Anyway you count it, public education has lost more than 8,500 teachers and gained a significant number of students, increasing class sizes dramatically. And this occurred against a backdrop of no raises, layoffs in many systems, furloughs that took money out of teachers’ pockets, higher property taxes, higher insurance costs, loss of planning time, elimination of professional development funds, lack of instructional funds, demise of band, chorus, orchestra, art and elective classes, destruction of motivation and creativity through the institution of phony magic bullet reforms, continuation of the “blame the teacher” mindset, insistence on teaching to the test and for the test, growing numbers of children in poverty, junk science of value-added models of teacher evaluation, unrealistic expectations for students and teachers, dearth of resources for students with special needs or remediation, insanity of proclaiming “if everyone is not succeeding then everyone must be failing"  and inanity of Student Learning Objectives for non-tested subjects.

It’s an absolute miracle people still want to be teachers.

Let’s be honest. Because of their tax base, larger systems will be able to give a one-time 2 to 3 percent raise for all employees. Not just teachers, all employees. Teachers don’t work without janitors and lunchroom workers and secretaries and bus drivers and administrators any more than legislators work without lobbyists or re-election in mind.

The smaller systems, because of 13 years of successive cuts in state funds, will have to use the money to lower class sizes or reduce furlough days or make up for some of the other things -- staff development, classified employee insurance, books, pencils, paper, busses -- they had to cut as state support dwindled.

If the governor really wanted to give teachers a raise, it would be simple. He could do what every other governor has done to raise teacher pay; make adjustments to the state salary schedule. Since Deal chose not to do so, I suspect, just as with Gov. Perdue’s gift cards, an ulterior motive. It’s not an election year for the governor, and he is in his last term in office.

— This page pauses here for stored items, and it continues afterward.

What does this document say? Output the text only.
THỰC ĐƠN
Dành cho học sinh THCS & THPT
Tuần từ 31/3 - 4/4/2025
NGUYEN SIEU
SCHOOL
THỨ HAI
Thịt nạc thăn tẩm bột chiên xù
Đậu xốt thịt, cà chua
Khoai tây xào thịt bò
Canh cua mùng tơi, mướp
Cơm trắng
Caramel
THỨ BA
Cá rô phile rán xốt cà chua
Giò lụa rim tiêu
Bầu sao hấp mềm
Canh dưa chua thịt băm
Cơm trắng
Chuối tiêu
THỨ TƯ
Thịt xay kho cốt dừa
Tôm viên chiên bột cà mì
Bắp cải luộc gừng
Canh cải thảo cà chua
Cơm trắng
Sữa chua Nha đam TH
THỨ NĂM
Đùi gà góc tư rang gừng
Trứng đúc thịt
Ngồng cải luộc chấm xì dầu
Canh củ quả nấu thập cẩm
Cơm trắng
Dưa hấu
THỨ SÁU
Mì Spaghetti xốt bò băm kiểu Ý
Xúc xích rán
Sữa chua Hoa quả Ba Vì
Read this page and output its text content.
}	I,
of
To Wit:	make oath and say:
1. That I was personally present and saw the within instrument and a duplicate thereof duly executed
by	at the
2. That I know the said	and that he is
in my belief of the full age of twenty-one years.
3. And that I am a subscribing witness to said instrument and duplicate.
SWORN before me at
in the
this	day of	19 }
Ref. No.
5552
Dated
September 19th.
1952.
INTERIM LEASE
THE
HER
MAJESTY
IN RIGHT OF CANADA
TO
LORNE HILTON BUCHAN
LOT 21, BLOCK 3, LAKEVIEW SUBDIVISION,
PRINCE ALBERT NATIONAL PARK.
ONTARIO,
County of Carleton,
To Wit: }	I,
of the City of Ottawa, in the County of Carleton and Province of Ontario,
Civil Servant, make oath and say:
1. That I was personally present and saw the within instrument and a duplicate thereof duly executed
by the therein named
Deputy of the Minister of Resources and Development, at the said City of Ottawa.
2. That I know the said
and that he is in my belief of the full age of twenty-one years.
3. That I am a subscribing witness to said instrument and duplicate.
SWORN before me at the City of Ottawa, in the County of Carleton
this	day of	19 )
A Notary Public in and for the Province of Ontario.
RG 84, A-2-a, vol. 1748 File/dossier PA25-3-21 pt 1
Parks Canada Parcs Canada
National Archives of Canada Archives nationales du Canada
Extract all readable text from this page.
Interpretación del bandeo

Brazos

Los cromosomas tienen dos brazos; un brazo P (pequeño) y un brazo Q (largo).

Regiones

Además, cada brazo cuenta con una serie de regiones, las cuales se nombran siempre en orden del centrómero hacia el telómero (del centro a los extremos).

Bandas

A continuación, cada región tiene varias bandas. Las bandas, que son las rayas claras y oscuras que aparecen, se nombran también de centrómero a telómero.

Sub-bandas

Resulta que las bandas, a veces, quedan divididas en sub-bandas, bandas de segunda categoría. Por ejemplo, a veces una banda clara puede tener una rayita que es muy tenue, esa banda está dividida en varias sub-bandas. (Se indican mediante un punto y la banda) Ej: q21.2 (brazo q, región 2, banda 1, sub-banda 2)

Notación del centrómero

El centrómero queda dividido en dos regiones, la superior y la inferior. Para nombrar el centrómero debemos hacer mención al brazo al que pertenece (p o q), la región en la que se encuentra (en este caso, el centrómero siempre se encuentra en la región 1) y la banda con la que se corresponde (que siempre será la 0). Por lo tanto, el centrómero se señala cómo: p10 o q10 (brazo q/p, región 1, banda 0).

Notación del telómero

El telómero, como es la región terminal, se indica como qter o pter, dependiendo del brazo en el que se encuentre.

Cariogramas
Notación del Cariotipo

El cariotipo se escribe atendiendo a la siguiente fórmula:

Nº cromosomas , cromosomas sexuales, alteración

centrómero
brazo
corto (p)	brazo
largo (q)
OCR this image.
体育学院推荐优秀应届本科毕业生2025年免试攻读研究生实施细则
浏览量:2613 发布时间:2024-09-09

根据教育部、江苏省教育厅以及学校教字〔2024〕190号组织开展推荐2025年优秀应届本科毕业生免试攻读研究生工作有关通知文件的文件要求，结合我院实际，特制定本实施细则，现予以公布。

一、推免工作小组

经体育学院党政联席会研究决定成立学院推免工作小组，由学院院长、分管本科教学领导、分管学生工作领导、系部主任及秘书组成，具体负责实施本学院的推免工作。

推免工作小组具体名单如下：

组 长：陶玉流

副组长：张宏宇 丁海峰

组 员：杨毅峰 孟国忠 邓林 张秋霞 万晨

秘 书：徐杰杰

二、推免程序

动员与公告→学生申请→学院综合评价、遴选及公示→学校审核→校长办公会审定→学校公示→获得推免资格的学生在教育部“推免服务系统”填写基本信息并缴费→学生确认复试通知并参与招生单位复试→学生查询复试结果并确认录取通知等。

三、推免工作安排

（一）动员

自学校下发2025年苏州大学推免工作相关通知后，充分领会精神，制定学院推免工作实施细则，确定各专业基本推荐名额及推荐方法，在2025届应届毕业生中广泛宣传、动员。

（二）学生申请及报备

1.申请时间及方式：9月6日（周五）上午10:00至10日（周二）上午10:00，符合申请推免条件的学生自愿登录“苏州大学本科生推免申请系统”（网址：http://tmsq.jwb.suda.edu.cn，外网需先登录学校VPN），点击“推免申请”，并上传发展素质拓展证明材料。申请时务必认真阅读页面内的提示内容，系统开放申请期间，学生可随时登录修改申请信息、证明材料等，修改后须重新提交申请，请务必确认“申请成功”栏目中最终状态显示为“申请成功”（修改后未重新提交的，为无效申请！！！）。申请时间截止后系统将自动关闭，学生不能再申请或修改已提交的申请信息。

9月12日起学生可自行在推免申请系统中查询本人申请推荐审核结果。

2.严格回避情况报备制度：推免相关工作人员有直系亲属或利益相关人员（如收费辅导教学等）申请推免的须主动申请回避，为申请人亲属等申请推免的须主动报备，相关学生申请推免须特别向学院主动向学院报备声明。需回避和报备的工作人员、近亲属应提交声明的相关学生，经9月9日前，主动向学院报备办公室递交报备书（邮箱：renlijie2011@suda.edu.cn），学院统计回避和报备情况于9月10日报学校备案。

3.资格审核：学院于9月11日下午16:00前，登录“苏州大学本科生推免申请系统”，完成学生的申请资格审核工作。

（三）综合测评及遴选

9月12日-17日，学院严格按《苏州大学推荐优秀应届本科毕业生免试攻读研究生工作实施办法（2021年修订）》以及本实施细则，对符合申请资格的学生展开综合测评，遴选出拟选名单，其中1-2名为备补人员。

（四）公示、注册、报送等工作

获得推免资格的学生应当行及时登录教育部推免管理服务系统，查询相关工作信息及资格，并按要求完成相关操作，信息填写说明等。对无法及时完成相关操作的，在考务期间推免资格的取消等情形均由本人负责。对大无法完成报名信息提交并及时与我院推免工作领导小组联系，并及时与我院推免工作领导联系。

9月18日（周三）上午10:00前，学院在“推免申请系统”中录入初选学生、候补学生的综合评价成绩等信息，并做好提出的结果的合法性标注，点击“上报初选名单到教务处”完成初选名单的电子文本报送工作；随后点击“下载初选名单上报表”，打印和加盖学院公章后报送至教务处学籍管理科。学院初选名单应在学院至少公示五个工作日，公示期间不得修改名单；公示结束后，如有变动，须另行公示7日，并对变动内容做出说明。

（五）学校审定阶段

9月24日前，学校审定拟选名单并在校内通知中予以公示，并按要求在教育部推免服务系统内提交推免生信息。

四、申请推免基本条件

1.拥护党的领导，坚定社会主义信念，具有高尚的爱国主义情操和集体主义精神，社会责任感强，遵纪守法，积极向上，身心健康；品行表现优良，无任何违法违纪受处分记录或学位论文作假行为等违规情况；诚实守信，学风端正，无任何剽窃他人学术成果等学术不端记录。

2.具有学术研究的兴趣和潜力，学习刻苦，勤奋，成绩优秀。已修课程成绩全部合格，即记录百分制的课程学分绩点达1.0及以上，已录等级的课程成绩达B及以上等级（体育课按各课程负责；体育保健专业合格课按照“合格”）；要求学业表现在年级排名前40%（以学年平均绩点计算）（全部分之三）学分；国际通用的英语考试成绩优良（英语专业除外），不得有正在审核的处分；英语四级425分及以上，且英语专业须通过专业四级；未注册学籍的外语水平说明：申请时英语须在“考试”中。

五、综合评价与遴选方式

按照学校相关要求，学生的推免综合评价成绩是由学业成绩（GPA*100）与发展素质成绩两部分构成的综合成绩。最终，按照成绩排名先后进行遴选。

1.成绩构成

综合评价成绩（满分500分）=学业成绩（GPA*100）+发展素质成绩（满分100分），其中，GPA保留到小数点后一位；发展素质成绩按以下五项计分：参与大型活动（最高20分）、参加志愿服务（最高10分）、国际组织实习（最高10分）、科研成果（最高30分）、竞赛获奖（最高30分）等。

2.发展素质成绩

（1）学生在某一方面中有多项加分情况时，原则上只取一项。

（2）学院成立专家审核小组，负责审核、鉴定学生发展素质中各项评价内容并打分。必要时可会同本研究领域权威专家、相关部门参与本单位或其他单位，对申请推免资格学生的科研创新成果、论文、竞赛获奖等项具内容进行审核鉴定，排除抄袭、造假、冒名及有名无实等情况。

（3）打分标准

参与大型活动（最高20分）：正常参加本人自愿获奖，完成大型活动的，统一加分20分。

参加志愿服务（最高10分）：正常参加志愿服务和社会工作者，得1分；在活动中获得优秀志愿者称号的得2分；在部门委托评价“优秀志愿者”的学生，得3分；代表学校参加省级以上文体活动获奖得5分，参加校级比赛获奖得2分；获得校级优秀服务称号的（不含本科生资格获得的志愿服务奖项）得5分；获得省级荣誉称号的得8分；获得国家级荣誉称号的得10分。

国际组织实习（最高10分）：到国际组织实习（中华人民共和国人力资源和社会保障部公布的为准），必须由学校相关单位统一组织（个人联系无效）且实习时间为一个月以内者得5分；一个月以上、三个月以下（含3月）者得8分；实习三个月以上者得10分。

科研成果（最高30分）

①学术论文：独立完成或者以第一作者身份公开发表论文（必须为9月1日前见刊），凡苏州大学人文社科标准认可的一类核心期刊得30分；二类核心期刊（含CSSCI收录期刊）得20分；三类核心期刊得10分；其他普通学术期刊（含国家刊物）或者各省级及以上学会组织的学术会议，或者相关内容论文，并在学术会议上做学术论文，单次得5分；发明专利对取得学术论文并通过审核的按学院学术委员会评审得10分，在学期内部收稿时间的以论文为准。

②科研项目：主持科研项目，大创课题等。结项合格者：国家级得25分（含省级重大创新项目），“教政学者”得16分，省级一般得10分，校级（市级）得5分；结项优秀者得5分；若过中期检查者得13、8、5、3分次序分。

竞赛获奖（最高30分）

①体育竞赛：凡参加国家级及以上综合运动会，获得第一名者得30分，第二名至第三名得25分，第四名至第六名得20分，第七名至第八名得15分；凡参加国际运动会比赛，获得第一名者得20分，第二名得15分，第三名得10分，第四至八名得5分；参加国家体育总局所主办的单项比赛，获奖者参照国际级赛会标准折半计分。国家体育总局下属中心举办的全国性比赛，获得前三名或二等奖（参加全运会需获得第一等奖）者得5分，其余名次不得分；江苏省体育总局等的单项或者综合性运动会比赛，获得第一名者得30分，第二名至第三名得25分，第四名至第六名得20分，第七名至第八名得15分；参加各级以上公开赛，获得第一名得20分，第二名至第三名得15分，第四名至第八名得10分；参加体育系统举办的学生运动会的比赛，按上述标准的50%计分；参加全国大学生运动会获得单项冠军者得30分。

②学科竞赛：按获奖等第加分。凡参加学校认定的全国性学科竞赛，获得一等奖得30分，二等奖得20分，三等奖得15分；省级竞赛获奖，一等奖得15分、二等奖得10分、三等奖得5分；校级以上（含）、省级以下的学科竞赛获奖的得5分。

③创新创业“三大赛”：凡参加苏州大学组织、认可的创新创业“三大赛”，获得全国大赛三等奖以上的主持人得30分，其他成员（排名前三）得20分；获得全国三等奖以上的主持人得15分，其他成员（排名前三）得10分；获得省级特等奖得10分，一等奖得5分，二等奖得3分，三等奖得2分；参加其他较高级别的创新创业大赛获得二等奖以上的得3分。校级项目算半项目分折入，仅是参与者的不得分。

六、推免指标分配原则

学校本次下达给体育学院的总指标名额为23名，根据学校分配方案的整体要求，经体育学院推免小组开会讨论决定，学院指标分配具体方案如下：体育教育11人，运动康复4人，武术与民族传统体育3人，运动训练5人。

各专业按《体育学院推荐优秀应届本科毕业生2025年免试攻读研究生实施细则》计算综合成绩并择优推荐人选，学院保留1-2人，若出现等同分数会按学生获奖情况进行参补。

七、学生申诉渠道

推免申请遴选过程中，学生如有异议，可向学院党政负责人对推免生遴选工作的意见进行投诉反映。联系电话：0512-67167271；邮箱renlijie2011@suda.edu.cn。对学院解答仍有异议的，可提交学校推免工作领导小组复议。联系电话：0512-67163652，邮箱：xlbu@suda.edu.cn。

Deal does, however, want to amend the state constitution to give him the power to take over “failing” schools and appoint an unelected superintendent that reports to him so together they can “save” poor kids and the educational process.

So is the governor giving teachers a raise or is it an incentive for teachers to look a little more favorably on the Opportunity School District?

I’m not sure about that one, but if I cut my kid’s allowance for 13 months while increasing his chores and, then in the 14th month, recognize the error of my ways and give him an extra 25 cents for one month only, I’m pretty sure I know what his reaction would be.

Same as mine.  I’m not buying it. Neither should you.